Aus der Not eine Tugend gemacht

Der Auenwald an der Wutach ist ein beliebtes Naherholungsgebiet von Schleitheim. Hier in diesem Naturwaldreservat stehen Eschen. Viele davon leiden an der Eschenwelke in Kombination mit dem Halimasch. Das heisst, die Wurzeln der geschwächten Bäume werden zusätzlich noch vom Pilz befallen und der Baum wird dadurch instabil und kippt um. Dieses Phänomen ist nicht auf Schleitheim begrenzt. In der ganzen Schweiz sind viele Eschen krank. Um die Menschen auf diesem frequentierten Wanderweg vor herabfallendem Holz zu schützen, führte man hier im Auenwald vor ungefähr einem Monat einen Sicherheitsholzschlag durch. Somit war zwar die Gefahr gebannt, die gefällten Bäume blieben aber liegen. Für den Förster Christoph Gasser ein himmeltrauriger Anblick. Jedenfalls kam ihm die Idee, die Künstlerin Claudia Kündig aus Bichelsee-Balterswil im Kanton Thurgau zu fragen, ob sie aus den Baumstrünken etwas Schönes machen würde.
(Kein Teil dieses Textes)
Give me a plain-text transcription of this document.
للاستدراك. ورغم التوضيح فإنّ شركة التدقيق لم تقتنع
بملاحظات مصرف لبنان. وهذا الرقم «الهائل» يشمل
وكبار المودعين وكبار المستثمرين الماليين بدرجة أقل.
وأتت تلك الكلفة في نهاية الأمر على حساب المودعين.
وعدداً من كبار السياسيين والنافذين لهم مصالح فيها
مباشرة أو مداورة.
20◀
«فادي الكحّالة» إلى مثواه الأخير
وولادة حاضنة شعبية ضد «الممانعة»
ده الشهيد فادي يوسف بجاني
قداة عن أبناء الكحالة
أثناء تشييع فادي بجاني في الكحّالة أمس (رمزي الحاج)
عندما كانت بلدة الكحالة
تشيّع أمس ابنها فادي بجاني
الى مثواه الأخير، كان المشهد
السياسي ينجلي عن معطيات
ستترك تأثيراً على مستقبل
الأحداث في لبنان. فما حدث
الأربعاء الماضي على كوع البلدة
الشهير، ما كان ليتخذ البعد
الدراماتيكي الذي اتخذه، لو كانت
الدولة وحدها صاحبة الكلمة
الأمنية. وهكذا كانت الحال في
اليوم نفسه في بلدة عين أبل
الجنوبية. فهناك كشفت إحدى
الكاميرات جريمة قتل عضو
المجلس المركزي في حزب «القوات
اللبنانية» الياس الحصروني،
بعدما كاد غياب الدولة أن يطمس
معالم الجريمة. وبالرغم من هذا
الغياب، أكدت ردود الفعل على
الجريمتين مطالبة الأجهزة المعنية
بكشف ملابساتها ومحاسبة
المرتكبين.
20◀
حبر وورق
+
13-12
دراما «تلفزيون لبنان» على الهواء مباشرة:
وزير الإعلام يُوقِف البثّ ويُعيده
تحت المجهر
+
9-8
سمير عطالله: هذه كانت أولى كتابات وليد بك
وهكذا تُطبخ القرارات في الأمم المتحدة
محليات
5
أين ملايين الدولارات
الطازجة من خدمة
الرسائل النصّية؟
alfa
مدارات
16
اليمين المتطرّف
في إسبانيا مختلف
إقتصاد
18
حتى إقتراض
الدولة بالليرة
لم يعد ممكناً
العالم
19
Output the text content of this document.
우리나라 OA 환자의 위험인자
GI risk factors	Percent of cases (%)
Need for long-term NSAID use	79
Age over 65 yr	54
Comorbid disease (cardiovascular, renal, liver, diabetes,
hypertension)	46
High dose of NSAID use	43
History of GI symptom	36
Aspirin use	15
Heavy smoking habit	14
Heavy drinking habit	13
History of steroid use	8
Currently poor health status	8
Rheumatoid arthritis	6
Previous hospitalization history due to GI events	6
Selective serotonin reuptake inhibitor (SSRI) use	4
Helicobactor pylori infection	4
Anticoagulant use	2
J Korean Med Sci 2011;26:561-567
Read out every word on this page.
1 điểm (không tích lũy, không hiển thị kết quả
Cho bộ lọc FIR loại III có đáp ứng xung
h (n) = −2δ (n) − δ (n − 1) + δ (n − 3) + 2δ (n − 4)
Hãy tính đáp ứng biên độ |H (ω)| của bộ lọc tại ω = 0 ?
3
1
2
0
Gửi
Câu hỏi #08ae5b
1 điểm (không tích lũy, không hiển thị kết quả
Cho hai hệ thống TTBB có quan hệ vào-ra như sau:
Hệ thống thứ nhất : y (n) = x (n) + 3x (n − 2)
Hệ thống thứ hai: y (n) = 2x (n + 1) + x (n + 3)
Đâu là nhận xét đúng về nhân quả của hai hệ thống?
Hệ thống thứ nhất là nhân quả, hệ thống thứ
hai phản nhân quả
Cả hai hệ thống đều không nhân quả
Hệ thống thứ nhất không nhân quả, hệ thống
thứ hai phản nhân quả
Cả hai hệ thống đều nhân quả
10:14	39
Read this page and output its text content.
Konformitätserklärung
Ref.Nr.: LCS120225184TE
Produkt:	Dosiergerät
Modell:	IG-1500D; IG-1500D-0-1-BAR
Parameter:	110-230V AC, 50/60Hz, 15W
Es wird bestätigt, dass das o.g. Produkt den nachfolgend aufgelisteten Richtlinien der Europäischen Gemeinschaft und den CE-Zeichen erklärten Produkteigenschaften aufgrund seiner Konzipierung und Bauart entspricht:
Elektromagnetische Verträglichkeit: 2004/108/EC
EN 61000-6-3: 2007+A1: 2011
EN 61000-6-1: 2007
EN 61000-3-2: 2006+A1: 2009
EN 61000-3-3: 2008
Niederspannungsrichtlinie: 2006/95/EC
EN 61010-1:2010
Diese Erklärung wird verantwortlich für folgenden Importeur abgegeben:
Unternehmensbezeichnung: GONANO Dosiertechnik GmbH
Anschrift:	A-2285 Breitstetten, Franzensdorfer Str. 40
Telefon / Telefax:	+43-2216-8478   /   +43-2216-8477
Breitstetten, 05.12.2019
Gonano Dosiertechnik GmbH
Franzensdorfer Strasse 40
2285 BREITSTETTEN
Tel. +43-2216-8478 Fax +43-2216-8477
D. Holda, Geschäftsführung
«Ich kann mit der Motorsäge umgehen, aber was die Künstlerin Claudia Kündig da geleistet hat, ist der Wahnsinn.»

Christoph Gasser, Förster

Den Kontakt knüpfte er bereits vor zwei Jahren, als Claudia Kündig im Rahmen des Dorffests während eines Gottesdienstes eine Kostprobe ihrer bildhauerischen Fähigkeiten gab. Und so rückte die freischaffende Künstlerin an, um innerhalb von wenigen Tagen im Wald aus der Not eine Tugend zu machen. «Ich kann mit der Motorsäge umgehen, aber was die Künstlerin Claudia Kündig da geleistet hat, ist der Wahnsinn», sagt Christoph Gasser. Bei der Umsetzung hatte sie freie Hand. Obwohl er selbst ein Fan von den entstandenen Skulpturen ist, will er als Förster den «Tierliweg» nicht an die grosse Glocke hängen. «Völkerwanderungen mit all ihren Nebenwirkungen können wohl kaum das Ziel einer solchen Aktion im Naturschutzgebiet sein», erklärt er.

Regelmässige Pflege mit Leinöl

Claudia Kündig genoss ihre Arbeit im Auenwald. «Alles lief gut und schritt zügig voran. Nicht zuletzt dank meines Mannes Ruedi, der den technischen Teil betreute und mir die Motorsägen fit machte», sagt sie. Bevor sie allerdings Hand anlegte, begutachtete Claudia Kündig die Baumstrünke von allen Seiten. Schliesslich sollten die Skulpturen ja in einem Stück entstehen. Da wurde nichts geleimt oder nachträglich geschraubt.

Der Greifvogel schaut sich nach Mäusen um.

Und so platzierte sie das grösste Tier, einen Greifvogel mit ausgebreiteten Flügeln, in einen Zwillingsbaum. Den Fischotter setzte sie auf einen Baumstrunk an der Wutach, der durchgefault war. Und die Künstlerin musste auch schon mal umdisponieren. So sollte der Kauz ursprünglich in die andere Richtung blicken. Weil das vom Holz her nicht ging, drehte sie einfach sein Köpfchen. Für ein langes Leben der «Tierli» ist bereits vorgesorgt. Regelmässig mit Leinöl gepflegt, werden sie wohl noch viele Menschen erfreuen.